フリースケーティングでは、冒頭の3回転アクセルで転倒するも、続く2回転アクセル-3回転トウループのコンビネーションジャンプと単独の3回転ループと3回転フリップを着氷させる。演技後半の3回転ルッツ-3回転トウループのコンビネーションジャンプ、単独の3回転ルッツ、3回転サルコウからの3連続ジャンプを着氷させるも、3本すべてのジャンプで軽微な回転不足の判定を受ける。スピンとステップではレベル4を獲得するも、フリースケーティング7位となる129.78点獲得に留まり、トータル189.60点で8位となった[43][44]。
シーズン最終戦は、トリグラフトロフィーにシニアクラスで出場。ショートプログラムにて、演技冒頭の3回転アクセルを高い加点で成功させる。続く3回転ルッツ-3回転トウループのコンビネーションジャンプは回転不足の判定を受けるが、演技後半の3回転ループを成功させて、スピンすべてでレベル4を獲得。69.79点獲得で首位に立つ[45]。

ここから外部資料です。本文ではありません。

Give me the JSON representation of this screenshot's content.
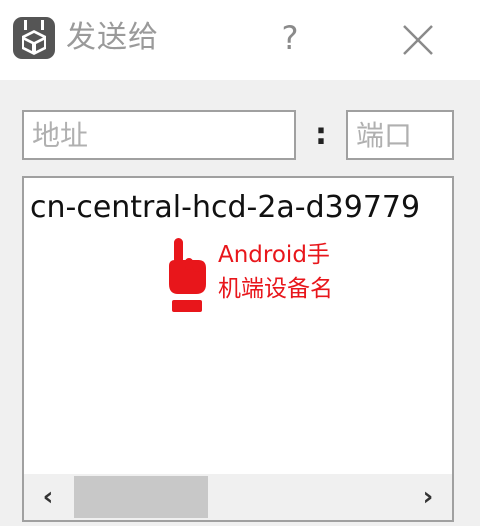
{
  "window": {
    "title": "发送给",
    "icon": "package-icon",
    "help_label": "?",
    "close_icon": "close-icon"
  },
  "form": {
    "address_placeholder": "地址",
    "address_value": "",
    "separator": ":",
    "port_placeholder": "端口",
    "port_value": ""
  },
  "device_list": {
    "items": [
      "cn-central-hcd-2a-d39779"
    ],
    "hint_icon": "pointing-hand-icon",
    "hint_line1": "Android手",
    "hint_line2": "机端设备名",
    "hint_color": "#e8161b"
  },
  "scrollbar": {
    "left_arrow": "‹",
    "right_arrow": "›",
    "position": 0.0
  }
}
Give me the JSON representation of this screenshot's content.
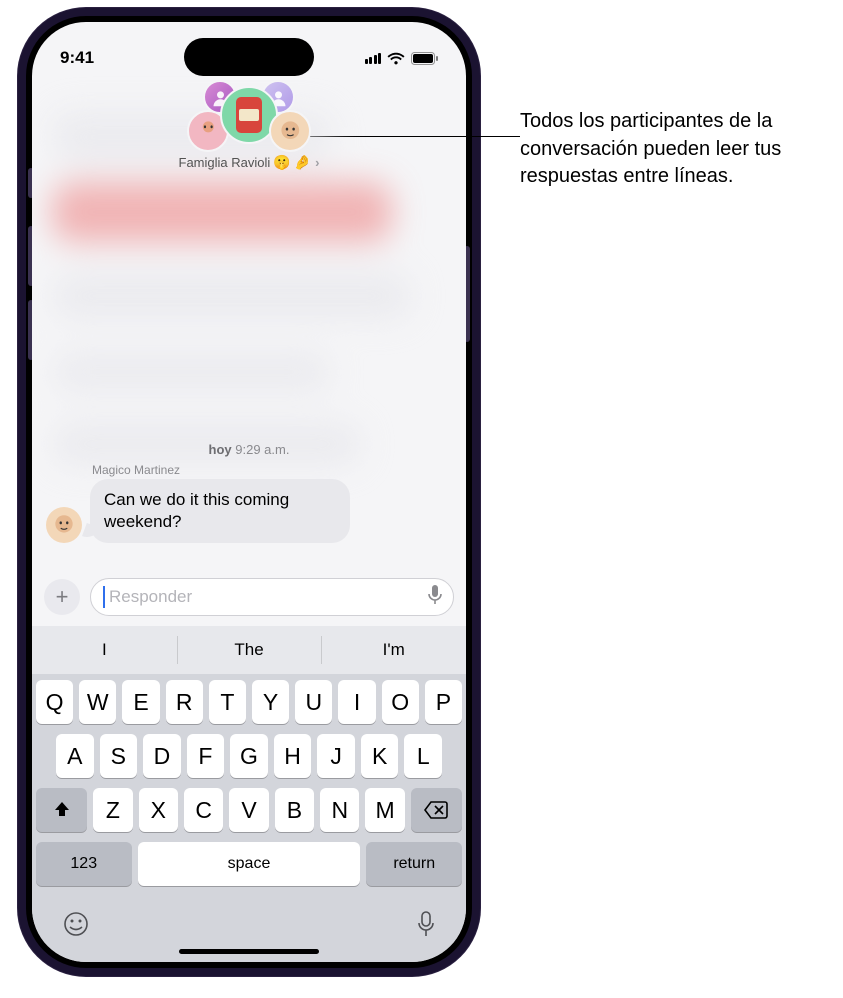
{
  "status": {
    "time": "9:41"
  },
  "header": {
    "group_name": "Famiglia Ravioli",
    "emoji1": "🤫",
    "emoji2": "🤌"
  },
  "timestamp": {
    "prefix": "hoy",
    "time": "9:29 a.m."
  },
  "message": {
    "sender": "Magico Martinez",
    "text": "Can we do it this coming weekend?"
  },
  "input": {
    "placeholder": "Responder"
  },
  "suggestions": [
    "I",
    "The",
    "I'm"
  ],
  "keyboard": {
    "row1": [
      "Q",
      "W",
      "E",
      "R",
      "T",
      "Y",
      "U",
      "I",
      "O",
      "P"
    ],
    "row2": [
      "A",
      "S",
      "D",
      "F",
      "G",
      "H",
      "J",
      "K",
      "L"
    ],
    "row3": [
      "Z",
      "X",
      "C",
      "V",
      "B",
      "N",
      "M"
    ],
    "num_key": "123",
    "space_key": "space",
    "return_key": "return"
  },
  "callout": {
    "text": "Todos los participantes de la conversación pueden leer tus respuestas entre líneas."
  }
}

フリースケーティングでは、冒頭の3回転アクセルをGOE2.67点の加点で成功させると、続く2回転アクセル-3回転トウループ、単独の3回転ループ、3回転フリップを成功させる。演技後半の3回転ルッツでの転倒とコンビネーションジャンプの3回転ルッツで4分の1回転不足の判定を受けるものの、スピンすべてでレベル4の評価を受け、フリースケーティング1位となる141.67点を獲得。トータル211.46点獲得と、国際スケート連盟非公認ながら自己ベストを上回る得点で優勝した[46]。
今シーズンは、国内大会をシニア、国際大会ではジュニアを主戦場としていたが、来シーズンよりシニアクラスへ完全移行する考えであることを表明した[47]。
2023-24シーズン
シニアクラスへ移行。11月のISUグランプリシリーズ第4戦の「中国杯」にてショートプログラム3位からフリーで逆転し、シニア初年度でグランプリシリーズ初優勝を飾り[48]、グランプリファイナルの初出場を決めた。
技術・演技
3回転アクセルを含む、6種類の3回転ジャンプを跳ぶことができる。
3回転アクセルは、国際スケート連盟非公認ながら複数回着氷させており、2018年8月に国内大会のげんさんサマーカップで初めて成功させた[4]。国際スケート連盟公認大会では、2022年ジュニアグランプリシリーズ・エーニャノイマルクトで成功させている[49]。
シニアクラスへ完全移行後は、ショートプログラムとフリースケーティングで合計3本の3回転アクセルを組み込むことが理想であると語っている[47]。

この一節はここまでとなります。